12 maddelik anlaşma, daha önceki anlaşmalardan daha az hak içeriyordu. İşçilerin çalışma ve oturma izinleri 2 yılla sınırlı olacaktı, sağlık muayenelerinde kontrol edilen hastalıkların kapsamı genişletilmişti ve en önemlisi de, aile birleşimi söz konusu değildi.
Anlaşma gereğince işgücü seçimi ve belirlenen işçilerin Almanya’ya gönderilmesi için İstanbul Tophane’de bir Alman İrtibat Bürosu açıldı. 1976’ya kadar faaliyet gösteren bu büroda çalışanların sayısı zaman içinde 7’den 150’ye ulaşmıştı.
Almanya’da çalışmak talebiyle Türkiye’deki iş ve işçi bulma kurumlarına başvuranlar arasında uygun bulunanlar bu irtibat bürosunda sağlık kontrolünden geçiriliyor, son karar burada veriliyordu. Bu sıkı kontrolleri aşabilenler de bu ofisin organize ettiği trenlerle toplu hâlde İstanbul Sirkeci’den Almanya’nın Münih kentine gönderiliyordu, oradan da kendilerini bekleyen görevlilerin oluşturduğu kafilelere hâlinde ülkenin dört bir yanına dağılıyorlardı.
Anlaşmaya göre bir meslek sahibi olmayan erkeklerin 30, mesleği olanların ise 40 yaşından genç olması gerekiyordu. Mesleği olan kadınlarda yaş sınırı 45 olarak belirlenmişti. Hepsinin sağlıklı, okuryazar insanlar olması isteniyordu.
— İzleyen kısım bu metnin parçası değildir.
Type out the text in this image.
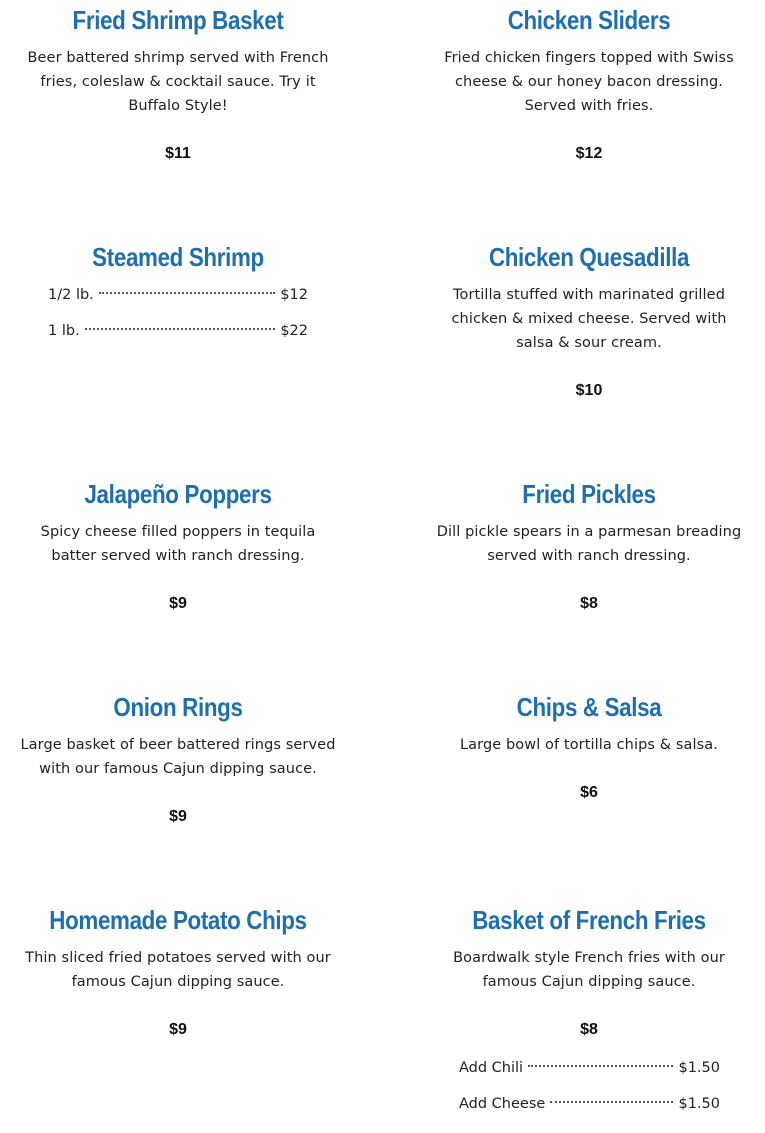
Fried Shrimp Basket

Beer battered shrimp served with French fries, coleslaw & cocktail sauce. Try it Buffalo Style!

$11
Chicken Sliders

Fried chicken fingers topped with Swiss cheese & our honey bacon dressing. Served with fries.

$12
Steamed Shrimp
1/2 lb.	$12
1 lb.	$22
Chicken Quesadilla

Tortilla stuffed with marinated grilled chicken & mixed cheese. Served with salsa & sour cream.

$10
Jalapeño Poppers

Spicy cheese filled poppers in tequila batter served with ranch dressing.

$9
Fried Pickles

Dill pickle spears in a parmesan breading served with ranch dressing.

$8
Onion Rings

Large basket of beer battered rings served with our famous Cajun dipping sauce.

$9
Chips & Salsa

Large bowl of tortilla chips & salsa.

$6
Homemade Potato Chips

Thin sliced fried potatoes served with our famous Cajun dipping sauce.

$9
Basket of French Fries

Boardwalk style French fries with our famous Cajun dipping sauce.

$8
Add Chili	$1.50
Add Cheese	$1.50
Yazılı bir koşul değildi, ancak evli olanlar tercih ediliyordu. Böylece memleketteki eşlerini, çocuklarını düşünerek, iş ve ödeme koşullarına itiraz etmeden gayretli bir biçimde çalışacakları düşünülüyordu.
1961-1973 kesitinde yaklaşık 2.7 milyon vatandaşımızın Alman İrtibat Bürosundaki meslek, eğitim ve sağlık kontrollerinden geçtiği, çoğu erkek olmak üzere bunların 750 bin ile 1 milyonu bulan bir bölümümünün çalışmak üzere Almanya’ya gönderildiği biliniyor.
“Misafirden işçi olur mu?” O dönemler kimse bu tuhaf kavramı sorgulamıyordu. Ev sahipleri işçilerin en fazla iki yıl kalmasını istiyordu. Daha sonra sözleşmeyi uzatma hakkı onun elinde kalmalıydı. Ama “misafirler” de bu durumu garipsemiyordu. Onlar da birkaç yıl çalışıp, bu süre içinde biriktirdikleri parayla, belki altlarına da bir araba çekmiş olarak, memleketlerine dönmeyi hedefliyorlardı.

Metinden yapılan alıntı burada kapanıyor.